There's no reason to think that; transitioning takes time, and professional athletes quickly lose their edges without training (or with insufficient training). A lowered muscle memory even for a short time would see quick losses.
Jebus wrote:
Sun Jun 02, 2019 4:47 pm
The problem, as I see it, is that the lure of (athletic) fame and fortune would motivate men (who otherwise wouldn't) to make a gender change.
Would you have transitioned if it were an option?
Aside from those is very poor countries, I highly doubt the prize money would be worth it.
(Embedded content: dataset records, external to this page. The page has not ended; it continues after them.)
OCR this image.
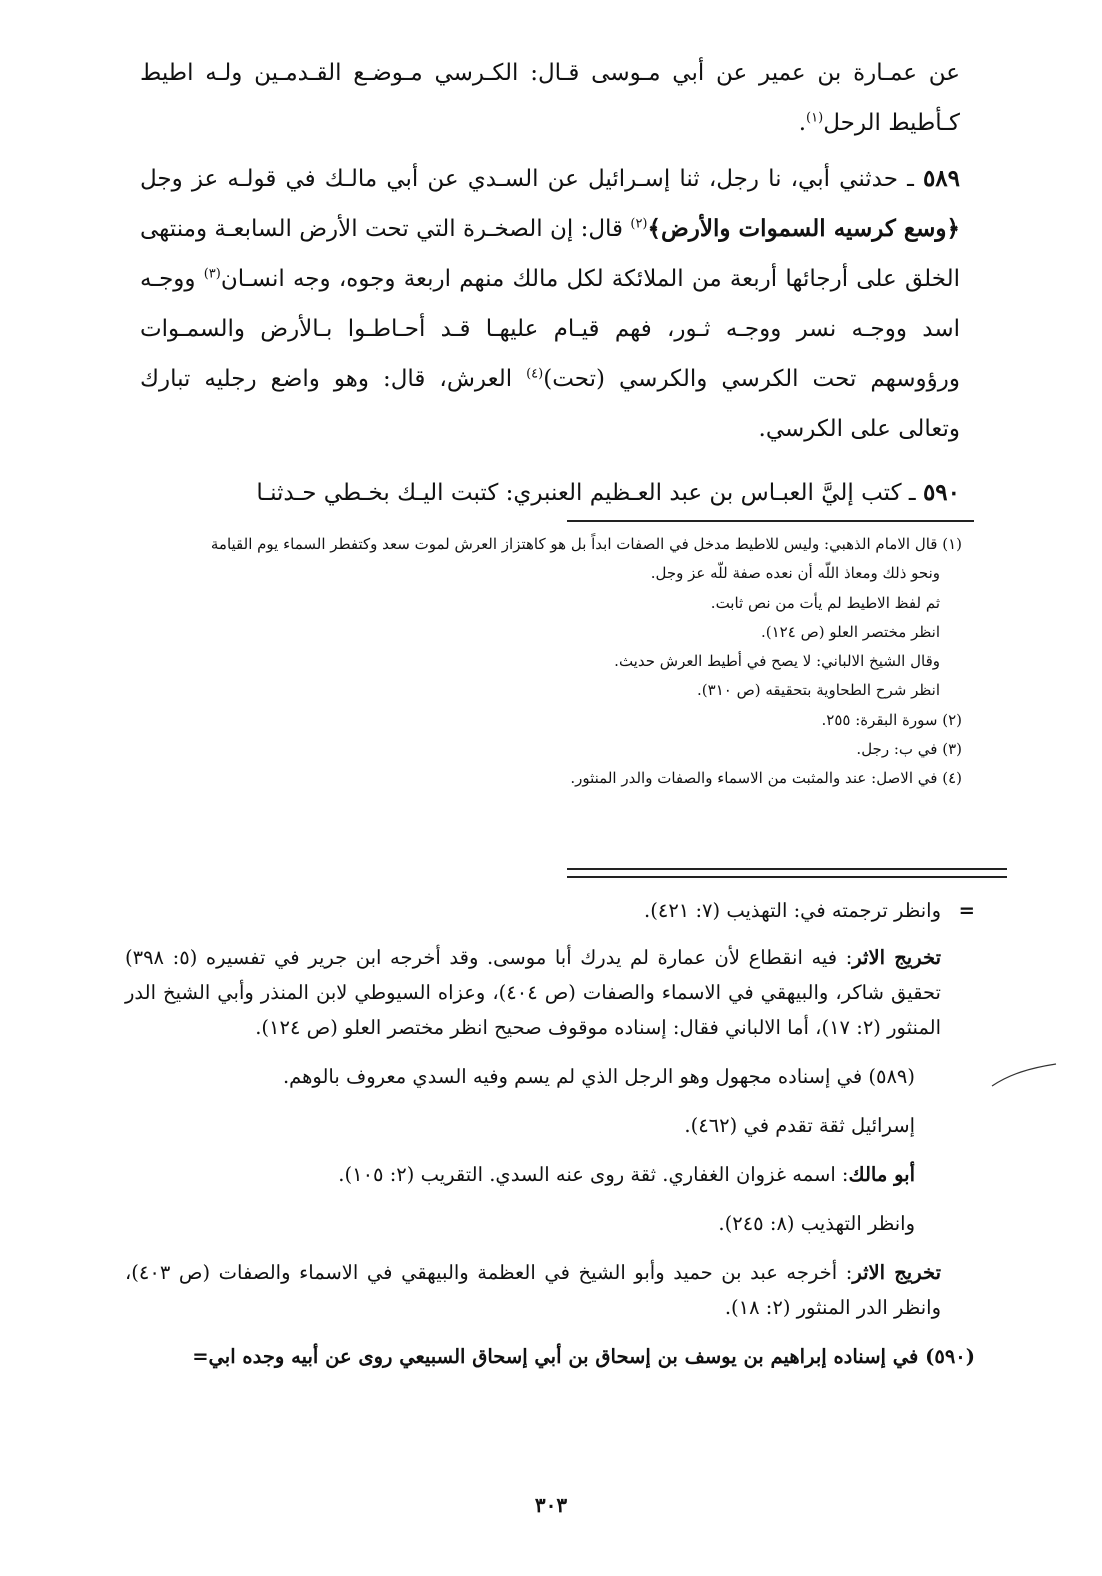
عن عمـارة بن عمير عن أبي مـوسى قـال: الكـرسي مـوضـع القـدمـين ولـه اطيط كـأطيط الرحل$^{(١)}$.

٥٨٩ ـ حدثني أبي، نا رجل، ثنا إسـرائيل عن السـدي عن أبي مالـك في قولـه عز وجل ﴿وسع كرسيه السموات والأرض﴾$^{(٢)}$ قال: إن الصخـرة التي تحت الأرض السابعـة ومنتهى الخلق على أرجائها أربعة من الملائكة لكل مالك منهم اربعة وجوه، وجه انسـان$^{(٣)}$ ووجـه اسد ووجـه نسر ووجـه ثـور، فهم قيـام عليهـا قـد أحـاطـوا بـالأرض والسمـوات ورؤوسهم تحت الكرسي والكرسي (تحت)$^{(٤)}$ العرش، قال: وهو واضع رجليه تبارك وتعالى على الكرسي.

٥٩٠ ـ كتب إليَّ العبـاس بن عبد العـظيم العنبري: كتبت اليـك بخـطي حـدثنـا

(١) قال الامام الذهبي: وليس للاطيط مدخل في الصفات ابداً بل هو كاهتزاز العرش لموت سعد وكتفطر السماء يوم القيامة

ونحو ذلك ومعاذ اللّه أن نعده صفة للّه عز وجل.

ثم لفظ الاطيط لم يأت من نص ثابت.

انظر مختصر العلو (ص ١٢٤).

وقال الشيخ الالباني: لا يصح في أطيط العرش حديث.

انظر شرح الطحاوية بتحقيقه (ص ٣١٠).

(٢) سورة البقرة: ٢٥٥.

(٣) في ب: رجل.

(٤) في الاصل: عند والمثبت من الاسماء والصفات والدر المنثور.

=وانظر ترجمته في: التهذيب (٧: ٤٢١).

تخريج الاثر: فيه انقطاع لأن عمارة لم يدرك أبا موسى. وقد أخرجه ابن جرير في تفسيره (٥: ٣٩٨) تحقيق شاكر، والبيهقي في الاسماء والصفات (ص ٤٠٤)، وعزاه السيوطي لابن المنذر وأبي الشيخ الدر المنثور (٢: ١٧)، أما الالباني فقال: إسناده موقوف صحيح انظر مختصر العلو (ص ١٢٤).

(٥٨٩) في إسناده مجهول وهو الرجل الذي لم يسم وفيه السدي معروف بالوهم.

إسرائيل ثقة تقدم في (٤٦٢).

أبو مالك: اسمه غزوان الغفاري. ثقة روى عنه السدي. التقريب (٢: ١٠٥).

وانظر التهذيب (٨: ٢٤٥).

تخريج الاثر: أخرجه عبد بن حميد وأبو الشيخ في العظمة والبيهقي في الاسماء والصفات (ص ٤٠٣)، وانظر الدر المنثور (٢: ١٨).

(٥٩٠) في إسناده إبراهيم بن يوسف بن إسحاق بن أبي إسحاق السبيعي روى عن أبيه وجده ابي=

٣٠٣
That's like chopping off your legs to compete in the Paralympics.

And even if it did happen a few times, why would that matter?
I don't think any reasonable scenario would see women's sports just totally overrun by men pretending to be women (e.g. not real transwomen) just to win prize money.
Jebus wrote:
Sun Jun 02, 2019 4:47 pm
Perhaps more women would gravitate to such events if there were no gender distinction in sports.
Or we would develop new sports which have a mixture of physical talents that creates a more balanced playing field.
Or possibly even just require mixed teams of men and women.
Jebus wrote:
Sun Jun 02, 2019 4:47 pm
You mean it is unfair because some people are more athletically gifted than others?
I don't really think fairness is a meaningful concept unless the parameter you are testing is well defined, and it is not in sports.